In case you are a king or a prince, I thought you might like to know the following:
“If a king or a prince rides a chariot and the right wheel - the one on [his right] - collapses or the horse on the right splits open his head and blood flows – hand of Šamaš and Ištar; Šamaš and Ištar will cause him to mourn(?); a harsh imprisonment will befall him and in illness . . .”
Or
“If ditto (i.e. a king or a prince a chariot) rides and the left wheel or the horse on the left splits open his head and blood flows – the hand of Marduk and Ištar will cause him to mourn(?); the place (heaven?) of Marduk and Ištar will visit him.”
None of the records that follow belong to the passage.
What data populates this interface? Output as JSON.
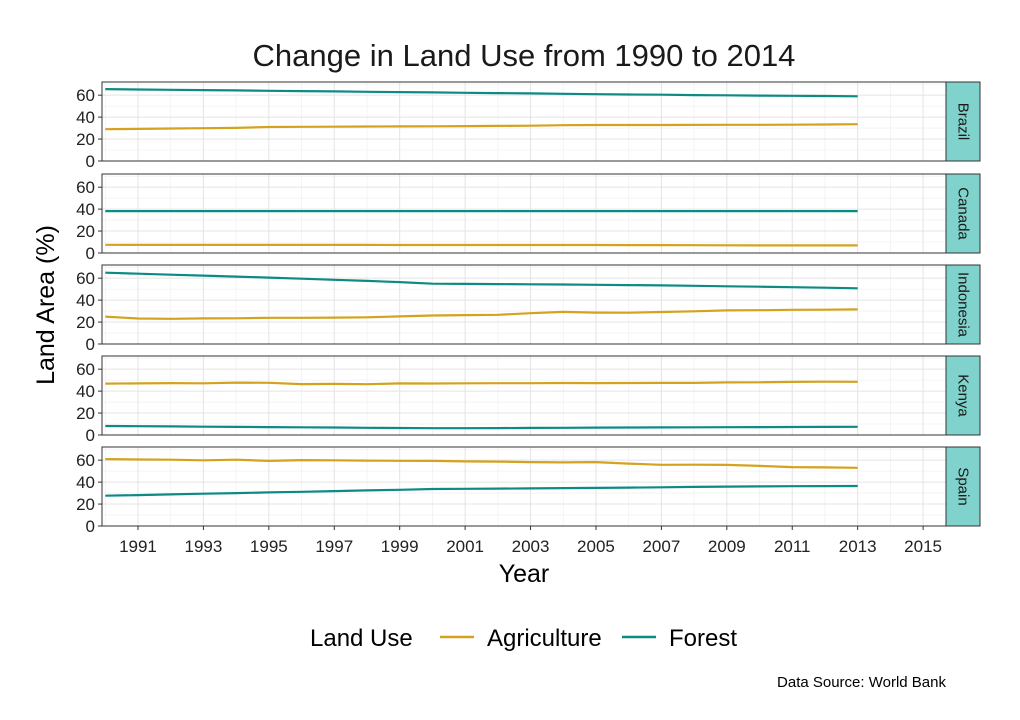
{
  "chart_data": {
    "type": "line",
    "title": "Change in Land Use from 1990 to 2014",
    "xlabel": "Year",
    "ylabel": "Land Area (%)",
    "xlim": [
      1989.9,
      2015.7
    ],
    "ylim": [
      0,
      72
    ],
    "x_ticks": [
      1991,
      1993,
      1995,
      1997,
      1999,
      2001,
      2003,
      2005,
      2007,
      2009,
      2011,
      2013,
      2015
    ],
    "y_ticks": [
      0,
      20,
      40,
      60
    ],
    "grid": true,
    "legend": {
      "title": "Land Use",
      "position": "bottom",
      "entries": [
        "Agriculture",
        "Forest"
      ]
    },
    "caption": "Data Source: World Bank",
    "colors": {
      "Agriculture": "#d4a21f",
      "Forest": "#0e8a86",
      "strip": "#7fd3cc"
    },
    "x": [
      1990,
      1991,
      1992,
      1993,
      1994,
      1995,
      1996,
      1997,
      1998,
      1999,
      2000,
      2001,
      2002,
      2003,
      2004,
      2005,
      2006,
      2007,
      2008,
      2009,
      2010,
      2011,
      2012,
      2013
    ],
    "panels": [
      {
        "facet": "Brazil",
        "series": [
          {
            "name": "Agriculture",
            "values": [
              29,
              29.3,
              29.6,
              29.9,
              30.2,
              31,
              31.2,
              31.3,
              31.4,
              31.5,
              31.6,
              31.8,
              32,
              32.2,
              32.6,
              32.8,
              32.8,
              32.8,
              32.9,
              33,
              33,
              33.1,
              33.3,
              33.5
            ]
          },
          {
            "name": "Forest",
            "values": [
              65.5,
              65.2,
              64.9,
              64.6,
              64.3,
              64,
              63.7,
              63.4,
              63.1,
              62.8,
              62.5,
              62.2,
              61.9,
              61.6,
              61.2,
              60.9,
              60.6,
              60.4,
              60.1,
              59.9,
              59.6,
              59.4,
              59.2,
              59
            ]
          }
        ]
      },
      {
        "facet": "Canada",
        "series": [
          {
            "name": "Agriculture",
            "values": [
              7.5,
              7.4,
              7.4,
              7.4,
              7.4,
              7.4,
              7.4,
              7.4,
              7.4,
              7.3,
              7.3,
              7.3,
              7.3,
              7.3,
              7.3,
              7.3,
              7.2,
              7.2,
              7.1,
              7,
              6.9,
              6.9,
              6.9,
              6.9
            ]
          },
          {
            "name": "Forest",
            "values": [
              38.2,
              38.2,
              38.2,
              38.2,
              38.2,
              38.2,
              38.2,
              38.2,
              38.2,
              38.2,
              38.2,
              38.2,
              38.2,
              38.2,
              38.2,
              38.2,
              38.2,
              38.2,
              38.2,
              38.2,
              38.2,
              38.2,
              38.2,
              38.2
            ]
          }
        ]
      },
      {
        "facet": "Indonesia",
        "series": [
          {
            "name": "Agriculture",
            "values": [
              25,
              23.2,
              23,
              23.3,
              23.4,
              23.9,
              23.9,
              24.1,
              24.3,
              25.2,
              26,
              26.3,
              26.6,
              28.1,
              29.3,
              28.6,
              28.5,
              29.2,
              29.8,
              30.6,
              30.8,
              31.2,
              31.3,
              31.5
            ]
          },
          {
            "name": "Forest",
            "values": [
              65,
              64.1,
              63.2,
              62.3,
              61.4,
              60.5,
              59.5,
              58.5,
              57.5,
              56.4,
              55,
              54.8,
              54.6,
              54.4,
              54.2,
              54,
              53.7,
              53.4,
              53,
              52.6,
              52.2,
              51.8,
              51.3,
              50.8
            ]
          }
        ]
      },
      {
        "facet": "Kenya",
        "series": [
          {
            "name": "Agriculture",
            "values": [
              46.8,
              47,
              47.3,
              47.1,
              47.8,
              47.6,
              46.4,
              46.6,
              46.3,
              47,
              46.9,
              47.1,
              47.2,
              47.2,
              47.4,
              47.3,
              47.4,
              47.5,
              47.5,
              47.9,
              48,
              48.4,
              48.6,
              48.5
            ]
          },
          {
            "name": "Forest",
            "values": [
              8.2,
              8,
              7.8,
              7.6,
              7.4,
              7.2,
              7,
              6.8,
              6.6,
              6.4,
              6.2,
              6.2,
              6.3,
              6.5,
              6.6,
              6.7,
              6.8,
              6.9,
              7,
              7.1,
              7.2,
              7.3,
              7.4,
              7.5
            ]
          }
        ]
      },
      {
        "facet": "Spain",
        "series": [
          {
            "name": "Agriculture",
            "values": [
              61,
              60.6,
              60.4,
              59.9,
              60.4,
              59.3,
              60.1,
              59.9,
              59.6,
              59.4,
              59.3,
              58.9,
              58.7,
              58.2,
              58,
              58.2,
              56.9,
              55.8,
              55.9,
              55.7,
              54.8,
              53.7,
              53.4,
              53
            ]
          },
          {
            "name": "Forest",
            "values": [
              27.6,
              28.2,
              28.8,
              29.4,
              30,
              30.6,
              31.2,
              31.8,
              32.4,
              33,
              33.7,
              33.9,
              34.1,
              34.3,
              34.5,
              34.7,
              35,
              35.3,
              35.6,
              35.9,
              36.1,
              36.3,
              36.4,
              36.5
            ]
          }
        ]
      }
    ]
  }
}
This is my working translation of CT 40 35-37:1-7. By "working" I mean "tentative" and subject to change without notice and perhaps without memory. For the uninitiated, the ideogram complex KI.MIN is generally rendered “ditto” as I have done here. “Ditto” is very common in omen series but occurs in other genres of Akkadian (and Sumerian) literature. Sometimes it’s a little hard to know the range of the ditto but in this case it’s fairly clear that the scribe or his source intended us to understand this ditto in terms of the previous omen - “a king or prince (rides) a chariot.” Presumably, the horse on the right or left splits open the head of the king or prince who fell from his chariot. In any case, having a wheel collapse or a horse split open one’s head is bad news. Who would have guessed?
The section of omens from which I selected these two deal with issues that arise in the use of chariots. There are 35 or so chariot omens before the tablet takes up omens that deal with the activities of horses without chariots.
I continue to work on these omens as background activity but they sure are abnormally interesting.